Mickey Harte and Tyrone rue slow start against Dublin

All-Ireland champions’ single-point victory leaves opponents ‘gutted’ but more aware

Tyrone’s Peter Harte closes on the ball in Sunday’s Allianz Football League Division One game while Dublin’s Kevin McManamon pays close attention. Photograph: Presseye/Russell Pritchard.

Tyrone’s Peter Harte closes on the ball in Sunday’s Allianz Football League Division One game while Dublin’s Kevin McManamon pays close attention. Photograph: Presseye/Russell Pritchard.


Not content with the difficulty of simply hosting the All-Ireland champions in a match they needed to at least draw, Tyrone gifted Dublin two goals in the first minute on Sunday before slowly warming to an all but impossible task.

They fell short but bow out of this league having absorbed a few invaluable truths.

“Ah, I suppose you have to play at 100 per cent or you get punished straight away,” said Peter Harte, Tyrone’s attacking wing back, of what proved to be Tyrone’s closing league game. Five years have passed since Tyrone were All-Ireland champions but the enthusiasm for the team remains undiminished.

Mickey Harte and half the team were still on the pitch in Omagh signing autographs and posing for photographs long after the match had ended. People still expect big things from Tyrone and their game against Dublin showed why. They have always been capable of producing unexpected bursts of excellence.

“Well, in the second half we kept going and trying to get a few more scores on the board and claw them back,” said Harte of the attempt to chip away at the Dublin lead. Eight first-half wides cost them dearly but even so, they managed to catch the visitors only to see their hard work come to nothing after Diarmuid Connolly’s crushing point.

“Yeah, it was gutting in the end to give away that last score. That is the lesson you learn . . . Any day you go out you have to be ready from the word go,” said Harte.

Realistic response
After Connolly’s thumping point, the Tyrone men just about had time to work the ball up the field and create the half chance which fell to Sean Cavanagh. On a calm day, he might have made it: kicking into a blustery wind, it would have required a miracle. Harte shrugged when it was suggested to him that injury time might have been added.

“Look, the referee has a tough job to do . . . we have to get on with it now. We have six or seven weeks to prepare for Down. So that is what we will turn our attention to and not worry about referees. To be honest, injury time is probably something more that you notice when you are watching matches. When you are playing, you are just playing to the whistle all the time . . . we are just disappointed that we didn’t get a draw at least there.”

It is hard to convey just how quiet the home supporters in Healy Park became after Dublin’s stunning start.

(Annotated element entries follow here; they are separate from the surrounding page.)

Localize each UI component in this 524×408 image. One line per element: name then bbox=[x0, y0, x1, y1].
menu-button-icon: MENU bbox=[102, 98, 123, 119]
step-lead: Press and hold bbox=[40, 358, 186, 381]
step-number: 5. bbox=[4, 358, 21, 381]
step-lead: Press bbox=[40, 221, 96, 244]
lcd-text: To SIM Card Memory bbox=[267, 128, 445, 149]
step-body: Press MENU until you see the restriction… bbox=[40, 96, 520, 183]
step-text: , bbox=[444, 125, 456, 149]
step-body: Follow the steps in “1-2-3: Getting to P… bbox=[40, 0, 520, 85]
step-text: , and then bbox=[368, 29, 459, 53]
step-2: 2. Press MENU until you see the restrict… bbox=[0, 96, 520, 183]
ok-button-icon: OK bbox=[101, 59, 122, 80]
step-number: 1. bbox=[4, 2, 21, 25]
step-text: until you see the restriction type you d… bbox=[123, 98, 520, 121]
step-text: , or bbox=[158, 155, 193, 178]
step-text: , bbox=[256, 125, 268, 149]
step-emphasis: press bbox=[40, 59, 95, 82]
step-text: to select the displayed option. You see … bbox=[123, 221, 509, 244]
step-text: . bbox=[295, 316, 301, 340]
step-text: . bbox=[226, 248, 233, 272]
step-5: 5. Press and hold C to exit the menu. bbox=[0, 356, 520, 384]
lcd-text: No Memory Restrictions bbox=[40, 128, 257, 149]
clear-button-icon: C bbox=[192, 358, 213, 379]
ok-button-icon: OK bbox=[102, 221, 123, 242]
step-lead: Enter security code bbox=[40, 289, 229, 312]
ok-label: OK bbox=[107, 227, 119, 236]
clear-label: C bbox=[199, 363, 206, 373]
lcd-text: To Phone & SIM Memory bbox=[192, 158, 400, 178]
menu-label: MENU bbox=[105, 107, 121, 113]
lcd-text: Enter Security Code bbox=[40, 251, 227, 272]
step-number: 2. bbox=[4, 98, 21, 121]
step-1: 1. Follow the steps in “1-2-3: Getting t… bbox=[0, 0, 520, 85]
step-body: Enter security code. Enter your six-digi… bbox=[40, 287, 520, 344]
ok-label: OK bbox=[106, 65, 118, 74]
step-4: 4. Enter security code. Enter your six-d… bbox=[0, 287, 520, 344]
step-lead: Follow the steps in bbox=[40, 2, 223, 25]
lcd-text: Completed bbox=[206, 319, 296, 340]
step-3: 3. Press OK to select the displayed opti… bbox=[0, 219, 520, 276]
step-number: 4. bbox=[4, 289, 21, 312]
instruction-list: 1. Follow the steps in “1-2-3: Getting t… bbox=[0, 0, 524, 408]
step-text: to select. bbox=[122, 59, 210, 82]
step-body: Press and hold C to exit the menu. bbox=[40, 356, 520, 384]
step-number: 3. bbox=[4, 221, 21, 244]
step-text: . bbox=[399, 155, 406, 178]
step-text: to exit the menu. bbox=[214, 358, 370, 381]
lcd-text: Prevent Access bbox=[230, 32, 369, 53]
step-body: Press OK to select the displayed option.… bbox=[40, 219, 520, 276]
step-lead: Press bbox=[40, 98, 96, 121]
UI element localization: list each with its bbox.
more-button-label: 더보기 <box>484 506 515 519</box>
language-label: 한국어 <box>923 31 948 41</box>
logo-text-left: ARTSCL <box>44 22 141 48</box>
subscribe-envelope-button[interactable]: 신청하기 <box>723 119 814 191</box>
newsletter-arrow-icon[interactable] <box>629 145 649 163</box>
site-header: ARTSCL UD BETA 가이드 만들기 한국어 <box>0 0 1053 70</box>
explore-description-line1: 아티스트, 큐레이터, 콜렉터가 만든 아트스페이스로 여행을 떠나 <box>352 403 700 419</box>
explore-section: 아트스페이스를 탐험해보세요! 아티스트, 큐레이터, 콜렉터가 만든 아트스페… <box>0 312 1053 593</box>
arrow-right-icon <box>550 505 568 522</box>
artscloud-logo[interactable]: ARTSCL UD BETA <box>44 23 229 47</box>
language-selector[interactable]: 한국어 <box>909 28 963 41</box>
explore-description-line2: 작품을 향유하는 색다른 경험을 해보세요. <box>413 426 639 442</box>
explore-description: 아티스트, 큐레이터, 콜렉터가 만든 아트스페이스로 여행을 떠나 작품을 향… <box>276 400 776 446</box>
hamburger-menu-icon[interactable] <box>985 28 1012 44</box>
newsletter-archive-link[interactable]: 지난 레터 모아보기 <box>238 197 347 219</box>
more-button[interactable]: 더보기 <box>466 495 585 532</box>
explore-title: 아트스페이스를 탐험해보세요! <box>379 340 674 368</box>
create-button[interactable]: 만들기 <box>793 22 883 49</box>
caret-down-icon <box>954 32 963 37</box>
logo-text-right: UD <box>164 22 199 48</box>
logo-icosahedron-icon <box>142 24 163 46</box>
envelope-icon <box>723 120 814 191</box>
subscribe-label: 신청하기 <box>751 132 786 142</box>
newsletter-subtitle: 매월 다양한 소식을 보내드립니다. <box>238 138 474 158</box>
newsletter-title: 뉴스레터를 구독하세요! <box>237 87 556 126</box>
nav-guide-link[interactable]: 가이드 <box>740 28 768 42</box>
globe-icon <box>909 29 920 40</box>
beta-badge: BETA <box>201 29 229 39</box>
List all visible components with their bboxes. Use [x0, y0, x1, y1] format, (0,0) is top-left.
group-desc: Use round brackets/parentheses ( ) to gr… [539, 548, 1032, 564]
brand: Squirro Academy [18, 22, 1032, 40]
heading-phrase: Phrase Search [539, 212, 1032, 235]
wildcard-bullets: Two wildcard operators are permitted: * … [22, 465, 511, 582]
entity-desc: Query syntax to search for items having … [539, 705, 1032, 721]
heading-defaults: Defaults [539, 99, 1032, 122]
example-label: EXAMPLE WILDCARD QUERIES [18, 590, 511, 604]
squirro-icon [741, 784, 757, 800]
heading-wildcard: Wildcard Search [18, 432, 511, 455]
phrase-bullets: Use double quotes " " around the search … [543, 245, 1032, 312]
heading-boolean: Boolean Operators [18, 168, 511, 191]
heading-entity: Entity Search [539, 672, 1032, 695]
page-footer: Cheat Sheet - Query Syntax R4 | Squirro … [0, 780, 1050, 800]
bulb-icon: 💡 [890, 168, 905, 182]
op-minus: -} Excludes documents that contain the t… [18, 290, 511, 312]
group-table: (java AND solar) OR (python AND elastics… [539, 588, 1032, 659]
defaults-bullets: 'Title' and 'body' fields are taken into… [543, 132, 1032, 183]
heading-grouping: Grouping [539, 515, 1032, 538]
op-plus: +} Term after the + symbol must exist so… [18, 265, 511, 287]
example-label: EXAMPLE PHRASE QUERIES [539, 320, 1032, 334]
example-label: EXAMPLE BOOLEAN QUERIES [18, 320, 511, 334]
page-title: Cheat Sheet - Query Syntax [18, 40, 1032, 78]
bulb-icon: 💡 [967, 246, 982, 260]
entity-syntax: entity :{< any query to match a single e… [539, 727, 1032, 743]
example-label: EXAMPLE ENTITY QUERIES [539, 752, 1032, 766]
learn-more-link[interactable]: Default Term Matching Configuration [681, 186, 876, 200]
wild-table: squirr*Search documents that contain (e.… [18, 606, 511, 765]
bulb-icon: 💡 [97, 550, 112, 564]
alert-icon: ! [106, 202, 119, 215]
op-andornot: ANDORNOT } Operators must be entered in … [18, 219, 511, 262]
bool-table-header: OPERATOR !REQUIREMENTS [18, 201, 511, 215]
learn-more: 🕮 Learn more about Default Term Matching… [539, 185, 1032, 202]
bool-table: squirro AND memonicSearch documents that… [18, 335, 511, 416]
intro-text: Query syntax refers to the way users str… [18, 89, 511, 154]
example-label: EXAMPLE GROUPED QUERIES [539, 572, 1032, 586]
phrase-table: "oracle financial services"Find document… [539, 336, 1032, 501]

For the first 10 minutes, it seemed as if the game was over before it really began. Dublin were playing into a stiff breeze and after Ronan McNamee was black carded for dragging down Eoghan O’Gara, the other Tyrone defenders were reluctant to commit as Dublin ran at them. A bleak afternoon appeared to lie in store for Tyrone but unlike their match against Kerry, they found a way back into the game.

Lessons learned
“If you give any team a start and you don’t start fast- as we found when we played against Kerry - then those teams punish you,” said Harte. “We were punished early today . . . If we are not ready against Down, then they will punish us as well.”

Tyrone will reappear against Down in the Ulster championship. Whether Mickey Harte persists with an approach which emphasises attack remains to be seen. What can’t happen again in the summer is the sight of marquee forwards sauntering through the defence while Tyrone players stand back in admiration.

“You have to focus on that and if a team does get a run on you, it is about how you stop that momentum,” said Harte.

“Because momentum is a big thing in Gaelic football and we are going to have to learn and try and get better over the next few weeks. We wanted to get to the semi finals . . . Our focus was on staying up at the start and then to push on to the semi-finals. We just didn’t make that target so it is a bit of a disappointment now.”